Aku masuk ke dalam rumah untuk menyusul Ethan yang sudah tidak terlihat lagi batang hidungnya. Kemudian, aku cukup terkejut setelah melihat mommy yang duduk di sofa dengan koper dan beberapa barang miliknya yang terletak di sebelahnya.
“Mommy, mau kemana?” tanyaku yang tetap berdiri di ambang pintu dengan kedua bola mata yang membulat.
“Kiran, Mommy akan pindah rumah dan tidak akan tinggal di sini lagi,” jawab mommy sambil melihatku dengan raut wajah yang berantakan.
“Tidak, aku ingin kau tetap tinggal bersamaku, Adriani!” tolak Ethan yang tidak menyetujui mommy pergi dari rumahnya.
“Ethan, sekarang kau adalah menantuku. Aku tidak sanggup melihat kalian berdua jika tetap tinggal di rumah ini,” timpal mommy seraya bangkit dari duduknya.
“Tidak, Adriani! Aku tidak mengizinkanmu untuk pergi!” tegas Ethan seraya menghalangi jalan mommy untuk tidak pergi.
“Ethan, mulai sekarang aku adalah mertuamu. Kau tidak memiliki hak untuk mengaturku lagi!” Mommy menatap Ethan dengan tajam. Namun, aku dapat merasakan kesedihan yang begitu mendalam di hati mommy.
Ethan langsung terdiam mendengar ucapan mommy. Ia mengacak rambutnya frustasi dan mengalihkan pandangannya mencoba menahan air matanya. Aku berjalan menghampiri mommy dan memeluknya dengan erat. Aku tidak mau mommy pergi dari rumah ini, namun aku juga tidak mau melihat mommy terus bersedih jika setiap harus melihatku dan Ethan sebagai pasangan suami-istri.
“Mom, kau yakin akan pergi?” tanyaku sambil melonggarkan pelukanku dan melihat ke arah mommy dengan tatapan sedih. Mommy hanya menjawab pertanyaanku dengan menganggukkan kepalanya yakin. “Mommy, akan pindah kemana?”
“Ada sebuah apartemen yang terletak tidak jauh dari sini. Kita tetap akan bisa bertemu jika kau mau,” jawab mommy sambil tersenyum kecut padaku.
“Aku tidak tahu harus mengatakan apa kepada Mommy. Hanya saja, jika ini yang terbaik untukmu aku tidak bisa mencegah lagi,” ucapku sambil terisak karena tidak sanggup lagi menahan air mataku.

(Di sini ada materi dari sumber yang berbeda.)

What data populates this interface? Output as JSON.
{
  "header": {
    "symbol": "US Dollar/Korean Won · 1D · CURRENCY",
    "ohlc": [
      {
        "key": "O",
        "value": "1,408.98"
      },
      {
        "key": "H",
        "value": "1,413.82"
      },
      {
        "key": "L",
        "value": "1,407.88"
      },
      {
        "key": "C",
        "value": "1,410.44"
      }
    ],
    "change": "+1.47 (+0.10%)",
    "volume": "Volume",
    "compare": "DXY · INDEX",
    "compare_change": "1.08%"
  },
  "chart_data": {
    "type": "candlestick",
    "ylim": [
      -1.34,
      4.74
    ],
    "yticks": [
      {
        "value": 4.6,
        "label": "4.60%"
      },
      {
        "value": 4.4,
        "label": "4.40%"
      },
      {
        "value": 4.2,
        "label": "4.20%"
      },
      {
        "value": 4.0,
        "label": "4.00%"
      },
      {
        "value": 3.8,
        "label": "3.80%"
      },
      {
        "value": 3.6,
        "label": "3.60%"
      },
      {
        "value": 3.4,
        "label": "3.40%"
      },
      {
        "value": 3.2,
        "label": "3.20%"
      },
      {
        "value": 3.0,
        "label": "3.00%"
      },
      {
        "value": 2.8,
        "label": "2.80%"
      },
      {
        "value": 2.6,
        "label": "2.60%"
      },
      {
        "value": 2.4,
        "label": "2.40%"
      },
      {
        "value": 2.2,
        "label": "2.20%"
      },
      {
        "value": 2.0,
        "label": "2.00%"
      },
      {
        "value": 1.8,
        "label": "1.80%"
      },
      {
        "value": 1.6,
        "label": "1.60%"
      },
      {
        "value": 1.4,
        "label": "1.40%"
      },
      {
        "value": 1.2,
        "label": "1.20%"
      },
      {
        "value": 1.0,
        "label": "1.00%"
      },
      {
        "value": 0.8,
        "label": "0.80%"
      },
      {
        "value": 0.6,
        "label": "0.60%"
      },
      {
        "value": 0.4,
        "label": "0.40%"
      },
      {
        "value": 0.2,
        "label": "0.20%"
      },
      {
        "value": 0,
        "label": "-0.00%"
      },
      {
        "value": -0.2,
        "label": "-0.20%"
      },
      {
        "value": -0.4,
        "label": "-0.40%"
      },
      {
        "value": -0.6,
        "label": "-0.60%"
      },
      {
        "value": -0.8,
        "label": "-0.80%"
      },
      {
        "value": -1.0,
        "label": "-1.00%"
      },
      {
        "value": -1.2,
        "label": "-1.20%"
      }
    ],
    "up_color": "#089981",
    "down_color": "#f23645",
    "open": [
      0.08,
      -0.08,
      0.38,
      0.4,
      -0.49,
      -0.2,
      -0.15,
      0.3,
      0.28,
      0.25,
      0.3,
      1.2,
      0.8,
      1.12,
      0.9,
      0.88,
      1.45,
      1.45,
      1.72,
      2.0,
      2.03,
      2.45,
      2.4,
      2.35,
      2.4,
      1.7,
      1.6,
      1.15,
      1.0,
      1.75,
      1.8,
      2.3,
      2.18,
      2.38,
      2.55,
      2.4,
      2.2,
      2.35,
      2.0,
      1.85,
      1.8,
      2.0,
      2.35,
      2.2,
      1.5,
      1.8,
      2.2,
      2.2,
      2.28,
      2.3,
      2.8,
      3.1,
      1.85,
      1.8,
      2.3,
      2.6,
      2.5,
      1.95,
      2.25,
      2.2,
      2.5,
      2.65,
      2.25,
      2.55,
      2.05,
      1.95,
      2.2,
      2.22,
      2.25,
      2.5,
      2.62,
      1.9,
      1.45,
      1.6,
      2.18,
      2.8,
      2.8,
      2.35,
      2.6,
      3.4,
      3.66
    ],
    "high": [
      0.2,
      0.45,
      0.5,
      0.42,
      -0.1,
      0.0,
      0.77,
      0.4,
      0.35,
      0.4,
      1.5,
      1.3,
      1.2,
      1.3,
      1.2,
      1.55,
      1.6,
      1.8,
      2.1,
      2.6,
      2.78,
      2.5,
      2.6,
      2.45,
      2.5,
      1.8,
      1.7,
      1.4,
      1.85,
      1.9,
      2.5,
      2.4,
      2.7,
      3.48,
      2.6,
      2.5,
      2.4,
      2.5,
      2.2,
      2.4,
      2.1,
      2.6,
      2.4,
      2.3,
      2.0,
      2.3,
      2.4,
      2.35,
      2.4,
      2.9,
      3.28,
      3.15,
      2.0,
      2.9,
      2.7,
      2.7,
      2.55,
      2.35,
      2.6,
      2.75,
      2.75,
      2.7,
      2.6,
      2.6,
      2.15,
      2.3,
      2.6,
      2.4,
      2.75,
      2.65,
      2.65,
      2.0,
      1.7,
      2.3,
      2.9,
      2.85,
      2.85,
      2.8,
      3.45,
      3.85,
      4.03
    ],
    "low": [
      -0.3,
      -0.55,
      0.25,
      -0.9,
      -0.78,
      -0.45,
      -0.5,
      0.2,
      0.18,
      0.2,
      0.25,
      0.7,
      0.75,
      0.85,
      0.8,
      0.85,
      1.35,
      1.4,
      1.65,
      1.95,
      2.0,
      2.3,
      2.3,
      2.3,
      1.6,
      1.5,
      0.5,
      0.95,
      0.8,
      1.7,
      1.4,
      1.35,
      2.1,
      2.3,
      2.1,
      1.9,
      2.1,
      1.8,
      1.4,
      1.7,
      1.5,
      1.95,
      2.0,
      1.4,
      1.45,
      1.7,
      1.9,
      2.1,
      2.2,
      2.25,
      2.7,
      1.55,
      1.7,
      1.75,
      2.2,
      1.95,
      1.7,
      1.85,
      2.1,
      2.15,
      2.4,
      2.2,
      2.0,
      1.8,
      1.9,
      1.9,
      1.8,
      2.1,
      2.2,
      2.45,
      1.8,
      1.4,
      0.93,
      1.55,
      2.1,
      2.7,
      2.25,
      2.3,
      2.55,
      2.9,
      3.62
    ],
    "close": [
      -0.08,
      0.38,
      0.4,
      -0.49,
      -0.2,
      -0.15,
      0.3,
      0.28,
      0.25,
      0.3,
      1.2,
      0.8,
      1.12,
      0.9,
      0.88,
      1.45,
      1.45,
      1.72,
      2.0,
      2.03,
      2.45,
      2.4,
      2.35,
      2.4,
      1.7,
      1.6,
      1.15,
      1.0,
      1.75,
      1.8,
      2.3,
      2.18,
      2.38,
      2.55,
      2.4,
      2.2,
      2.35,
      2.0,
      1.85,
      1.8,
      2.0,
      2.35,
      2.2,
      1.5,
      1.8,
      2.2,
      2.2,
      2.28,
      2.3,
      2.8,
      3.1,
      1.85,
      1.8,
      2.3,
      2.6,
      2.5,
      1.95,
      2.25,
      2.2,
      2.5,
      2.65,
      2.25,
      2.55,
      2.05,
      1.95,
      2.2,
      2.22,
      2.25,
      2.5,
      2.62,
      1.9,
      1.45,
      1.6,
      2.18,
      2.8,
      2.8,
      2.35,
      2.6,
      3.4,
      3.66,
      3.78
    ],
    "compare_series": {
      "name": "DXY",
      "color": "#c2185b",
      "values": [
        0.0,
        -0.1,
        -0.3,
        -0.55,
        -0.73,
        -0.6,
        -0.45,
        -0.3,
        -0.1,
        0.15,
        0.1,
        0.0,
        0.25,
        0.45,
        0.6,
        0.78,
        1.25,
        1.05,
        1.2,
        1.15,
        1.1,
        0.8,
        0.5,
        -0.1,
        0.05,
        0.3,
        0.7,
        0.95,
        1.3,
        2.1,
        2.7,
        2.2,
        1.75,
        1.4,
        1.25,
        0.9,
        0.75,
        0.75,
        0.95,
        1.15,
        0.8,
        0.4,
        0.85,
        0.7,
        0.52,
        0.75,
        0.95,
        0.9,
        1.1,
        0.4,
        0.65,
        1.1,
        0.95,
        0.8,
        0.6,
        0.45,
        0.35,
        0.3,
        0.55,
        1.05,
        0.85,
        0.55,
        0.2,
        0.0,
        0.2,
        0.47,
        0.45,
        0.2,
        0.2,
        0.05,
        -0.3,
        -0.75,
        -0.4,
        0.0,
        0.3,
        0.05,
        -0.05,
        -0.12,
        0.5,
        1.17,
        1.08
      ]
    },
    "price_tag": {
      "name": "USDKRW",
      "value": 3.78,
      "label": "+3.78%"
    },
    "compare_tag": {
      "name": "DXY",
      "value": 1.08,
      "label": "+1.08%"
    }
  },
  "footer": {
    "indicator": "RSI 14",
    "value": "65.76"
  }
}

“Terima kasih, Kiran sudah membiarkan Mommy pergi,” ucap mommy lalu mengalihkan pandangannya ke arah Ethan.
Terlihat Ethan yang menatap mommy dengan pandangan tidak rela. Beberapa kali Ethan menggelengkan kepalanya mencoba membujuk mommy untuk tidak pergi. Namun, keputusan mommy tampaknya sudah benar-benar bulat untuk pergi dari rumah ini.
“Ethan, aku berharap kau bisa menjaga Kiran selama hidupmu. Aku ingin, kau juga mencintai Kiran lebih dari kau mencintaiku. Aku berkata seperti ini karena aku mencintaimu lebih dari yang kau tahu. Aku mohon, untuk melakukannya demi aku,” ucap mommy dengan suara bergetar menahan tangis kembali.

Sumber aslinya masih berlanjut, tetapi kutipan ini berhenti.